確定申告のシーズンが到来しました。今年こそ慌てずに対応したい!! そんな方に、今からできる準備をご紹介します。

確定申告書の大まかな構成

確定申告書は、大きく2つに分けることができます。

  • 申告書部分:実際の税額を計算する部分です。扶養親族や保険などの情報はこちらで処理します。
  • 決算書部分:申告書部分を作成する基礎となる、事業の成果をまとめている部分です。

まず、2つの部分について簡単に内容を確認しましょう。そして、今回は特に決算書部分について確認をしていきます。

申告書部分で必要なものとは?

申告書に関わるものは、簡単にいえば生活費に属するものが多いです。どんな家族構成か、各種保険料の支払い、医療費の負担など、各種生活に関する情報を記載することになります。各種証明書が皆さんの手元にも届いているかと思います。それらの資料をすぐわかる場所に保管しておきましょう。

決算書部分で必要なものとは?

申告書が生活費ということは、決算書は事業に関する内容を記載する部分です。決算書部分を作成するためには、事業に関する資料をきちんと集めておくことが何よりも重要です。

今回は細かな話には踏み込まず、大枠だけを確認してみます。

売上の確認

売上が確認できる資料は、請求書を使うことが一般的です。飲食店のような現金商売の場合には、レジで出力できる日計表などが役に立つでしょう。

ここで大切なことがひとつあります。

基本的に、売上は請求をした時点で計上されます。相手から売上代金が回収された時点ではない、ということは覚えておいたほうがよいです。

経費の確認

経費の確認に使用する資料は、仕入台帳や相手からの請求書、賃金明細、現金小払いの領収書などが該当します。これらの資料を、種類ごとにしっかりと集めておく必要があります。

高額な買い物

今年、何か高い買い物はしていないでしょうか? いわゆる固定資産と呼ばれるものです。車を買っている場合、その支払いは1回で経費になるのではなく、何年かで少しずつ経費にしていくことになります。

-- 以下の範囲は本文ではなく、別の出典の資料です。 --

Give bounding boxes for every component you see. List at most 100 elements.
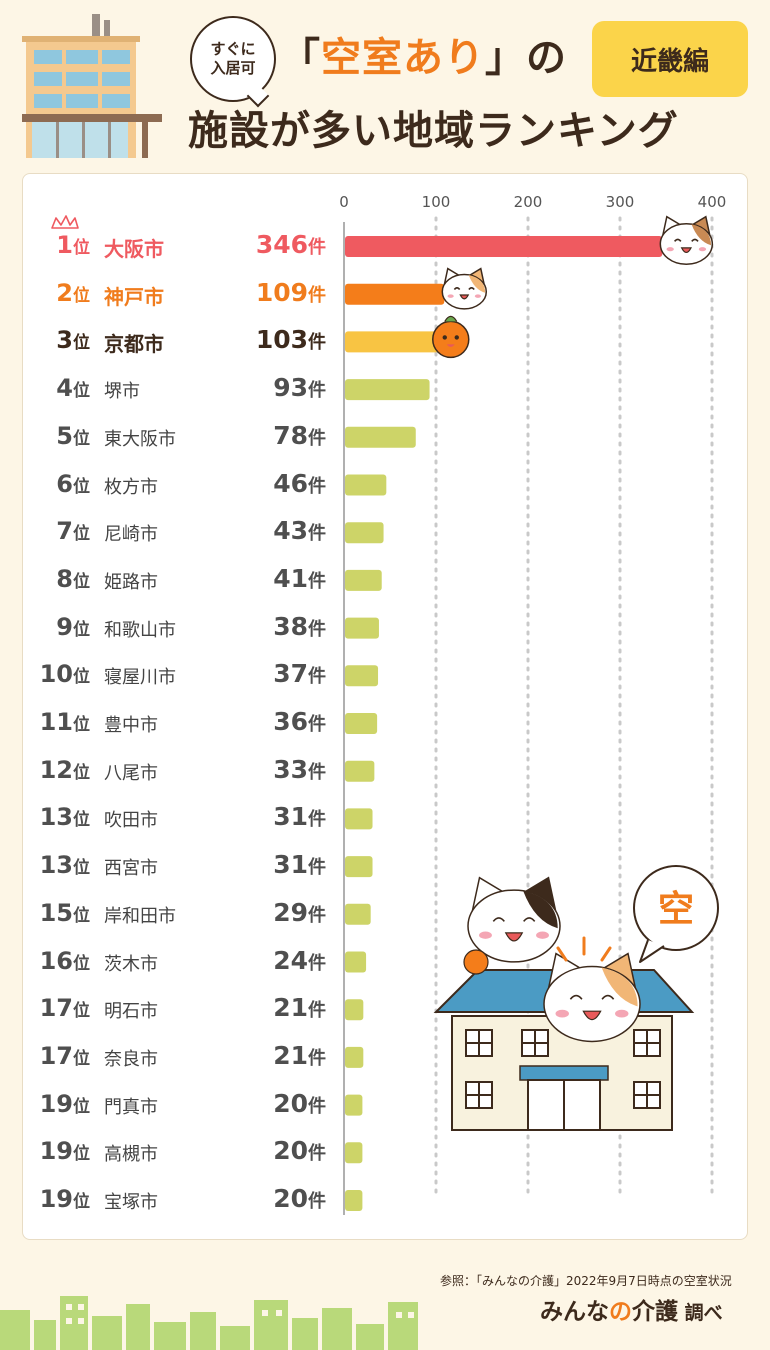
- facility-count: 78件: [236, 421, 326, 450]
- value-unit: 件: [308, 570, 326, 592]
- cat-face-icon: [659, 222, 714, 266]
- badge-line-1: すぐに: [210, 40, 256, 58]
- surprise-lines: [556, 936, 612, 962]
- bar-枚方市: [345, 474, 387, 496]
- brand-part-o: の: [609, 1299, 632, 1325]
- rank-number: 19: [39, 1185, 73, 1213]
- bar-堺市: [345, 379, 430, 401]
- bar-西宮市: [345, 856, 373, 878]
- rank-label: 7位: [0, 517, 90, 545]
- tabby-cat-icon-eye-right: [601, 994, 615, 1000]
- city-name: 大阪市: [104, 237, 164, 261]
- cat-face-icon-cheek-left: [666, 247, 674, 252]
- value-number: 43: [273, 516, 308, 546]
- city-name: 京都市: [104, 332, 164, 357]
- city-name: 豊中市: [104, 715, 158, 736]
- value-number: 346: [255, 230, 308, 259]
- tabby-cat-face-icon-eye-right: [468, 287, 475, 291]
- rank-number: 19: [39, 1089, 73, 1118]
- cat-face-icon-eye-right: [691, 238, 699, 242]
- cat-face-icon-patch: [691, 224, 712, 246]
- bar-大阪市: [345, 236, 663, 257]
- facility-count: 20件: [236, 1136, 326, 1165]
- rank-number: 4: [56, 374, 73, 403]
- bar-京都市: [345, 331, 439, 353]
- rank-suffix: 位: [73, 858, 90, 879]
- value-unit: 件: [308, 380, 326, 402]
- value-unit: 件: [308, 1191, 326, 1212]
- rank-number: 17: [39, 1041, 73, 1070]
- tabby-cat-face-icon-eye-left: [453, 287, 461, 291]
- value-unit: 件: [308, 1095, 326, 1117]
- rank-number: 2: [56, 278, 73, 307]
- building-icon: [22, 14, 162, 158]
- value-number: 20: [273, 1184, 308, 1213]
- city-name: 枚方市: [104, 476, 158, 498]
- speech-bubble-tail: [639, 939, 665, 963]
- badge-line-2: 入居可: [210, 59, 256, 77]
- rank-suffix: 位: [73, 905, 90, 926]
- bar-尼崎市: [345, 522, 384, 544]
- brand-suffix: 調べ: [678, 1302, 723, 1324]
- value-number: 78: [273, 420, 308, 450]
- bar-宝塚市: [345, 1190, 363, 1211]
- value-number: 93: [273, 373, 308, 403]
- tabby-cat-face-icon-cheek-right: [474, 294, 482, 298]
- rank-label: 6位: [0, 470, 90, 498]
- rank-label: 9位: [0, 613, 90, 641]
- rank-label: 17位: [0, 994, 90, 1022]
- city-name: 八尾市: [104, 762, 158, 784]
- value-unit: 件: [308, 857, 326, 879]
- x-tick-label: 200: [514, 193, 543, 211]
- facility-count: 93件: [236, 373, 326, 402]
- orange-eye-right: [454, 335, 459, 340]
- city-name: 明石市: [104, 1001, 158, 1023]
- value-number: 31: [273, 802, 308, 832]
- value-unit: 件: [308, 284, 326, 306]
- window-frame: [522, 1030, 548, 1056]
- facility-count: 20件: [236, 1184, 326, 1213]
- value-unit: 件: [308, 475, 326, 497]
- rank-number: 3: [56, 326, 73, 355]
- bar-茨木市: [345, 951, 367, 973]
- cat-face-icon-eye-left: [673, 238, 682, 242]
- rank-number: 7: [56, 517, 73, 546]
- facility-count: 37件: [236, 659, 326, 688]
- rank-suffix: 位: [73, 1096, 90, 1117]
- rank-number: 12: [39, 755, 73, 784]
- calico-cat-icon-mouth: [504, 932, 524, 942]
- tabby-cat-face-icon-cheek-left: [447, 294, 454, 298]
- orange-leaf: [444, 315, 458, 322]
- facility-count: 24件: [236, 946, 326, 975]
- rank-number: 13: [39, 851, 73, 880]
- rank-number: 9: [56, 612, 73, 641]
- bar-高槻市: [345, 1142, 363, 1164]
- rank-suffix: 位: [73, 619, 90, 640]
- city-name: 神戸市: [104, 284, 164, 309]
- title-open-bracket: 「: [280, 35, 321, 81]
- rank-label: 16位: [0, 947, 90, 975]
- rank-suffix: 位: [73, 715, 90, 735]
- rank-number: 11: [39, 708, 73, 736]
- rank-number: 5: [56, 421, 73, 450]
- rank-suffix: 位: [73, 571, 90, 592]
- rank-number: 8: [56, 564, 73, 593]
- value-number: 20: [273, 1136, 308, 1166]
- x-tick-label: 100: [422, 193, 451, 211]
- calico-cat-icon-eye-left: [492, 917, 505, 922]
- rank-label: 3位: [0, 326, 90, 354]
- rank-suffix: 位: [73, 476, 90, 497]
- rank-suffix: 位: [73, 1048, 90, 1069]
- value-number: 103: [255, 325, 308, 355]
- tabby-cat-face-icon: [441, 273, 488, 310]
- bar-明石市: [345, 999, 364, 1021]
- rank-suffix: 位: [73, 1144, 90, 1165]
- small-orange-icon: [463, 949, 489, 975]
- rank-label: 13位: [0, 851, 90, 879]
- value-number: 29: [273, 897, 308, 927]
- value-number: 38: [273, 611, 308, 641]
- value-unit: 件: [308, 1143, 326, 1165]
- facility-count: 46件: [236, 469, 326, 498]
- city-name: 宝塚市: [104, 1192, 158, 1213]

したがって、単品で10万円以上の買い物をしたような場合には注意が必要です。そういう高い買い物に関する資料もしっかりと取っておきましょう。

正しい確定申告をするためのコツとは?

正しい確定申告をするために一番大切なコツを伝授します。

それは「書類を溜めないこと」です。今回は「こういう書類を集めておこう」と具体的に紹介をしましたが、本来であれば、もっと前の時期から、少しずつ決算書を作るために処理を進めていることが一番よいのです。

今の時点でまだ何も手をつけていないという方は、ぜひ来年には前もって少しずつ処理を進めるということを習慣にするとよいでしょう。

まとめ

確定申告書は、申告書部分と決算書部分に分かれていて、申告書部分には生活面が、決算書には事業面が反映されます。決算書を作成するためには、売上・仕入や経費・固定資産に関する資料などが必要になります。それらの書類をきちんと集めておくことが大切ですが、一番よいのは前もって少しずつ処理を進めておくことです。